Interviewer:  Like the mad scientist.

Herschbach:  I don’t think it’s a mad scientist so much.  I think it’s fulfillment of human potential to experience this kind of thing in your life, to be fascinated by some questions.  It’s very much manifest in many scientists I know, but also artists and musicians.  You know how many of those people struggle.  Our society undervalues them enormously and yet they are in love with what they are doing.  That is why they do it at all costs.  I think that is the most important single thing.”

–Harvard Alumni Gazette, June, 1989

I remember when I first began working in a neurobiology laboratory, and learning about the incredible intricacy and complexity of the intracellular “machinery” of neurons.  The amazing complexity of it, and the fact that somehow it all works and somehow contributes to our mental functioning…contemplating all of this conjured up in me thoughts of “God.”  The thoughts were not of an anthropomorphized God, the creator, like a clockmaker, who created all of this with his hands.  Rather, I had the sense that whatever “God” or the Tao is, is manifested in this awe-inspiring and beautiful intricacy of nature.  Although there is a popular belief that science and religion are diametrically opposed (despite the fact that some of the great scientists of history were religious, like Isaac Newton), many theoretical physicists, such as Albert Einstein and Stephen Hawking, refer in their work to God or understanding the “mind of God.”  Whether or not a scientist is a practicing member of a formal religion, or believes in God in the conventional sense, there is something in scientific work that can conjure up a sense of mystery, of awe at nature, that feels, for lack of a better word, spiritual, because it helps one become closer to the mystery of Tao.
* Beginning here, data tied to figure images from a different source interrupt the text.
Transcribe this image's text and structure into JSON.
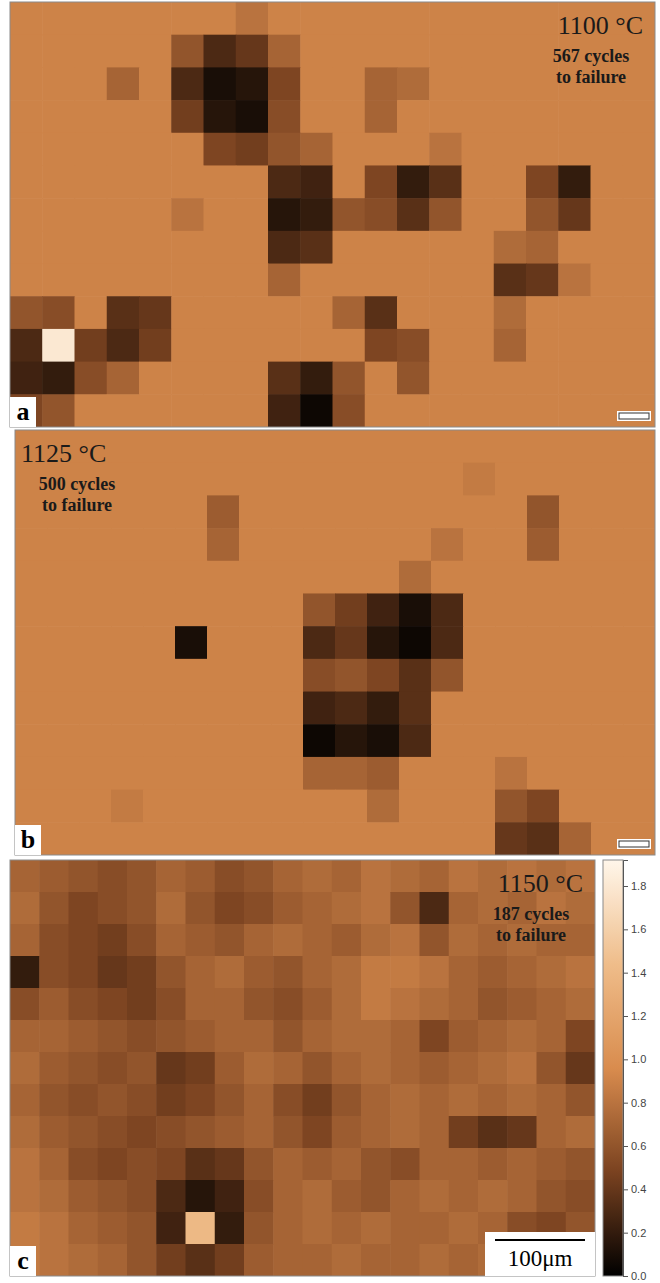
{
  "chart_data": [
    {
      "type": "heatmap",
      "panel_label": "a",
      "title": "1100 °C",
      "annotation": "567 cycles to failure",
      "cells": [
        [
          0.9,
          0.9,
          0.9,
          0.9,
          0.9,
          0.9,
          0.9,
          0.8,
          0.9,
          0.9,
          0.9,
          0.9,
          0.9,
          0.9,
          0.9,
          0.9,
          0.9,
          0.9,
          0.9,
          0.9
        ],
        [
          0.9,
          0.9,
          0.9,
          0.9,
          0.9,
          0.6,
          0.3,
          0.4,
          0.7,
          0.9,
          0.9,
          0.9,
          0.9,
          0.9,
          0.9,
          0.9,
          0.9,
          0.9,
          0.9,
          0.9
        ],
        [
          0.9,
          0.9,
          0.9,
          0.7,
          0.9,
          0.3,
          0.1,
          0.15,
          0.5,
          0.9,
          0.9,
          0.7,
          0.75,
          0.9,
          0.9,
          0.9,
          0.9,
          0.9,
          0.9,
          0.9
        ],
        [
          0.9,
          0.9,
          0.9,
          0.9,
          0.9,
          0.45,
          0.15,
          0.1,
          0.55,
          0.9,
          0.9,
          0.7,
          0.9,
          0.9,
          0.9,
          0.9,
          0.9,
          0.9,
          0.9,
          0.9
        ],
        [
          0.9,
          0.9,
          0.9,
          0.9,
          0.9,
          0.9,
          0.5,
          0.45,
          0.6,
          0.7,
          0.9,
          0.9,
          0.9,
          0.8,
          0.9,
          0.9,
          0.9,
          0.9,
          0.9,
          0.9
        ],
        [
          0.9,
          0.9,
          0.9,
          0.9,
          0.9,
          0.9,
          0.9,
          0.9,
          0.3,
          0.25,
          0.9,
          0.5,
          0.2,
          0.35,
          0.9,
          0.9,
          0.5,
          0.2,
          0.9,
          0.9
        ],
        [
          0.9,
          0.9,
          0.9,
          0.9,
          0.9,
          0.8,
          0.9,
          0.9,
          0.15,
          0.2,
          0.6,
          0.55,
          0.35,
          0.6,
          0.9,
          0.9,
          0.6,
          0.4,
          0.9,
          0.9
        ],
        [
          0.9,
          0.9,
          0.9,
          0.9,
          0.9,
          0.9,
          0.9,
          0.9,
          0.3,
          0.35,
          0.9,
          0.9,
          0.9,
          0.9,
          0.9,
          0.75,
          0.7,
          0.9,
          0.9,
          0.9
        ],
        [
          0.9,
          0.9,
          0.9,
          0.9,
          0.9,
          0.9,
          0.9,
          0.9,
          0.7,
          0.9,
          0.9,
          0.9,
          0.9,
          0.9,
          0.9,
          0.35,
          0.4,
          0.8,
          0.9,
          0.9
        ],
        [
          0.6,
          0.55,
          0.9,
          0.35,
          0.4,
          0.9,
          0.9,
          0.9,
          0.9,
          0.9,
          0.7,
          0.35,
          0.9,
          0.9,
          0.9,
          0.75,
          0.9,
          0.9,
          0.9,
          0.9
        ],
        [
          0.3,
          1.8,
          0.45,
          0.3,
          0.45,
          0.9,
          0.9,
          0.9,
          0.9,
          0.9,
          0.9,
          0.5,
          0.55,
          0.9,
          0.9,
          0.7,
          0.9,
          0.9,
          0.9,
          0.9
        ],
        [
          0.25,
          0.2,
          0.55,
          0.7,
          0.9,
          0.9,
          0.9,
          0.9,
          0.35,
          0.2,
          0.6,
          0.9,
          0.6,
          0.9,
          0.9,
          0.9,
          0.9,
          0.9,
          0.9,
          0.9
        ],
        [
          0.5,
          0.6,
          0.9,
          0.9,
          0.9,
          0.9,
          0.9,
          0.9,
          0.25,
          0.05,
          0.55,
          0.9,
          0.9,
          0.9,
          0.9,
          0.9,
          0.9,
          0.9,
          0.9,
          0.9
        ]
      ]
    },
    {
      "type": "heatmap",
      "panel_label": "b",
      "title": "1125 °C",
      "annotation": "500 cycles to failure",
      "cells": [
        [
          0.9,
          0.9,
          0.9,
          0.9,
          0.9,
          0.9,
          0.9,
          0.9,
          0.9,
          0.9,
          0.9,
          0.9,
          0.9,
          0.9,
          0.9,
          0.9,
          0.9,
          0.9,
          0.9,
          0.9
        ],
        [
          0.9,
          0.9,
          0.9,
          0.9,
          0.9,
          0.9,
          0.9,
          0.9,
          0.9,
          0.9,
          0.9,
          0.9,
          0.9,
          0.9,
          0.85,
          0.9,
          0.9,
          0.9,
          0.9,
          0.9
        ],
        [
          0.9,
          0.9,
          0.9,
          0.9,
          0.9,
          0.9,
          0.65,
          0.9,
          0.9,
          0.9,
          0.9,
          0.9,
          0.9,
          0.9,
          0.9,
          0.9,
          0.6,
          0.9,
          0.9,
          0.9
        ],
        [
          0.9,
          0.9,
          0.9,
          0.9,
          0.9,
          0.9,
          0.7,
          0.9,
          0.9,
          0.9,
          0.9,
          0.9,
          0.9,
          0.8,
          0.9,
          0.9,
          0.65,
          0.9,
          0.9,
          0.9
        ],
        [
          0.9,
          0.9,
          0.9,
          0.9,
          0.9,
          0.9,
          0.9,
          0.9,
          0.9,
          0.9,
          0.9,
          0.9,
          0.75,
          0.9,
          0.9,
          0.9,
          0.9,
          0.9,
          0.9,
          0.9
        ],
        [
          0.9,
          0.9,
          0.9,
          0.9,
          0.9,
          0.9,
          0.9,
          0.9,
          0.9,
          0.6,
          0.45,
          0.25,
          0.1,
          0.3,
          0.9,
          0.9,
          0.9,
          0.9,
          0.9,
          0.9
        ],
        [
          0.9,
          0.9,
          0.9,
          0.9,
          0.9,
          0.1,
          0.9,
          0.9,
          0.9,
          0.3,
          0.4,
          0.15,
          0.05,
          0.3,
          0.9,
          0.9,
          0.9,
          0.9,
          0.9,
          0.9
        ],
        [
          0.9,
          0.9,
          0.9,
          0.9,
          0.9,
          0.9,
          0.9,
          0.9,
          0.9,
          0.55,
          0.6,
          0.5,
          0.35,
          0.6,
          0.9,
          0.9,
          0.9,
          0.9,
          0.9,
          0.9
        ],
        [
          0.9,
          0.9,
          0.9,
          0.9,
          0.9,
          0.9,
          0.9,
          0.9,
          0.9,
          0.25,
          0.3,
          0.2,
          0.35,
          0.9,
          0.9,
          0.9,
          0.9,
          0.9,
          0.9,
          0.9
        ],
        [
          0.9,
          0.9,
          0.9,
          0.9,
          0.9,
          0.9,
          0.9,
          0.9,
          0.9,
          0.05,
          0.15,
          0.1,
          0.3,
          0.9,
          0.9,
          0.9,
          0.9,
          0.9,
          0.9,
          0.9
        ],
        [
          0.9,
          0.9,
          0.9,
          0.9,
          0.9,
          0.9,
          0.9,
          0.9,
          0.9,
          0.7,
          0.7,
          0.65,
          0.9,
          0.9,
          0.9,
          0.8,
          0.9,
          0.9,
          0.9,
          0.9
        ],
        [
          0.9,
          0.9,
          0.9,
          0.85,
          0.9,
          0.9,
          0.9,
          0.9,
          0.9,
          0.9,
          0.9,
          0.75,
          0.9,
          0.9,
          0.9,
          0.6,
          0.5,
          0.9,
          0.9,
          0.9
        ],
        [
          0.9,
          0.9,
          0.9,
          0.9,
          0.9,
          0.9,
          0.9,
          0.9,
          0.9,
          0.9,
          0.9,
          0.9,
          0.9,
          0.9,
          0.9,
          0.4,
          0.35,
          0.7,
          0.9,
          0.9
        ]
      ]
    },
    {
      "type": "heatmap",
      "panel_label": "c",
      "title": "1150 °C",
      "annotation": "187 cycles to failure",
      "scale_bar": "100μm",
      "colorbar_range": [
        0,
        1.92
      ],
      "colorbar_ticks": [
        {
          "value": 0,
          "label": "0.0"
        },
        0.2,
        0.4,
        0.6,
        0.8,
        {
          "value": 1,
          "label": "1.0"
        },
        1.2,
        1.4,
        1.6,
        1.8
      ],
      "cells": [
        [
          0.7,
          0.65,
          0.6,
          0.55,
          0.6,
          0.7,
          0.65,
          0.55,
          0.6,
          0.7,
          0.75,
          0.7,
          0.8,
          0.75,
          0.7,
          0.8,
          0.75,
          0.8,
          0.75,
          0.8
        ],
        [
          0.75,
          0.6,
          0.5,
          0.55,
          0.6,
          0.75,
          0.6,
          0.5,
          0.55,
          0.65,
          0.7,
          0.75,
          0.8,
          0.6,
          0.3,
          0.7,
          0.75,
          0.7,
          0.8,
          0.75
        ],
        [
          0.7,
          0.55,
          0.5,
          0.45,
          0.55,
          0.7,
          0.65,
          0.6,
          0.7,
          0.75,
          0.7,
          0.65,
          0.75,
          0.8,
          0.6,
          0.75,
          0.7,
          0.75,
          0.7,
          0.7
        ],
        [
          0.2,
          0.55,
          0.5,
          0.4,
          0.45,
          0.6,
          0.7,
          0.75,
          0.65,
          0.6,
          0.7,
          0.75,
          0.85,
          0.85,
          0.8,
          0.7,
          0.65,
          0.7,
          0.75,
          0.8
        ],
        [
          0.55,
          0.65,
          0.55,
          0.5,
          0.45,
          0.55,
          0.7,
          0.7,
          0.6,
          0.55,
          0.65,
          0.75,
          0.85,
          0.8,
          0.75,
          0.7,
          0.6,
          0.65,
          0.7,
          0.75
        ],
        [
          0.7,
          0.7,
          0.65,
          0.6,
          0.55,
          0.6,
          0.65,
          0.7,
          0.7,
          0.6,
          0.7,
          0.75,
          0.75,
          0.7,
          0.5,
          0.65,
          0.7,
          0.75,
          0.7,
          0.5
        ],
        [
          0.75,
          0.65,
          0.6,
          0.55,
          0.6,
          0.4,
          0.45,
          0.65,
          0.75,
          0.7,
          0.6,
          0.7,
          0.75,
          0.7,
          0.65,
          0.7,
          0.75,
          0.8,
          0.6,
          0.4
        ],
        [
          0.7,
          0.6,
          0.55,
          0.6,
          0.55,
          0.45,
          0.5,
          0.6,
          0.7,
          0.55,
          0.45,
          0.6,
          0.7,
          0.75,
          0.7,
          0.75,
          0.7,
          0.75,
          0.7,
          0.6
        ],
        [
          0.75,
          0.65,
          0.6,
          0.55,
          0.5,
          0.55,
          0.6,
          0.65,
          0.7,
          0.6,
          0.5,
          0.65,
          0.7,
          0.75,
          0.7,
          0.45,
          0.35,
          0.4,
          0.7,
          0.75
        ],
        [
          0.8,
          0.7,
          0.55,
          0.5,
          0.55,
          0.5,
          0.35,
          0.4,
          0.6,
          0.7,
          0.65,
          0.7,
          0.6,
          0.55,
          0.7,
          0.7,
          0.65,
          0.7,
          0.65,
          0.6
        ],
        [
          0.8,
          0.75,
          0.65,
          0.6,
          0.55,
          0.3,
          0.15,
          0.25,
          0.55,
          0.7,
          0.75,
          0.65,
          0.6,
          0.7,
          0.75,
          0.7,
          0.75,
          0.7,
          0.6,
          0.55
        ],
        [
          0.85,
          0.8,
          0.7,
          0.65,
          0.6,
          0.25,
          1.4,
          0.2,
          0.6,
          0.7,
          0.75,
          0.7,
          0.75,
          0.7,
          0.7,
          0.75,
          0.7,
          0.55,
          0.5,
          0.6
        ],
        [
          0.85,
          0.8,
          0.75,
          0.7,
          0.6,
          0.45,
          0.35,
          0.45,
          0.65,
          0.7,
          0.7,
          0.75,
          0.7,
          0.7,
          0.75,
          0.7,
          0.75,
          0.65,
          0.6,
          0.65
        ]
      ]
    }
  ]
}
“The most beautiful and most profound experience is the sensation of the mystical. It is the sower of all true science. He to whom this emotion is a stranger, who can no longer wonder and stand rapt in awe, is as good as dead. To know that what is impenetrable to us really exists, manifesting itself as the highest wisdom and the most radiant beauty which our dull faculties can comprehend only in their primitive forms – this knowledge, this feeling is at the center of true religiousness.”

Albert Einstein – “The Merging of Spirit and Science”

“I believe in Spinoza’s God who reveals himself in the orderly harmony of what exists, not in a God who concerns himself with fates and actions of human beings.”

–Albert Einstein

“The religion of the future will be a cosmic religion. It should transcend personal God and avoid dogma and theology. Covering both the natural and the spiritual, it should be based on a religious sense arising from the experience of all things natural and spiritual as a meaningful unity. Buddhism answers this description .. If there is any religion that could cope with modern scientific needs it would be Buddhism.”

–Albert Einstein

“We know nothing about [God, the world] at all.  All our knowledge is but the knowledge of schoolchildren.  Possibly we shall know a little more than we do now, but the real nature of things, that we shall never know, never.”

–Albert Einstein, quoted in “The Expanded Quotable Einstein,” Princeton University Press, p. 207

Although, as Einstein wrote, we will never know the real nature of things (“The tao that can be told is not the eternal Tao”), the thrill of science is that it can get us a little closer to the Tao.   I think that is why kids love it, and why some adults hold on to that childlike fascination with nature and science.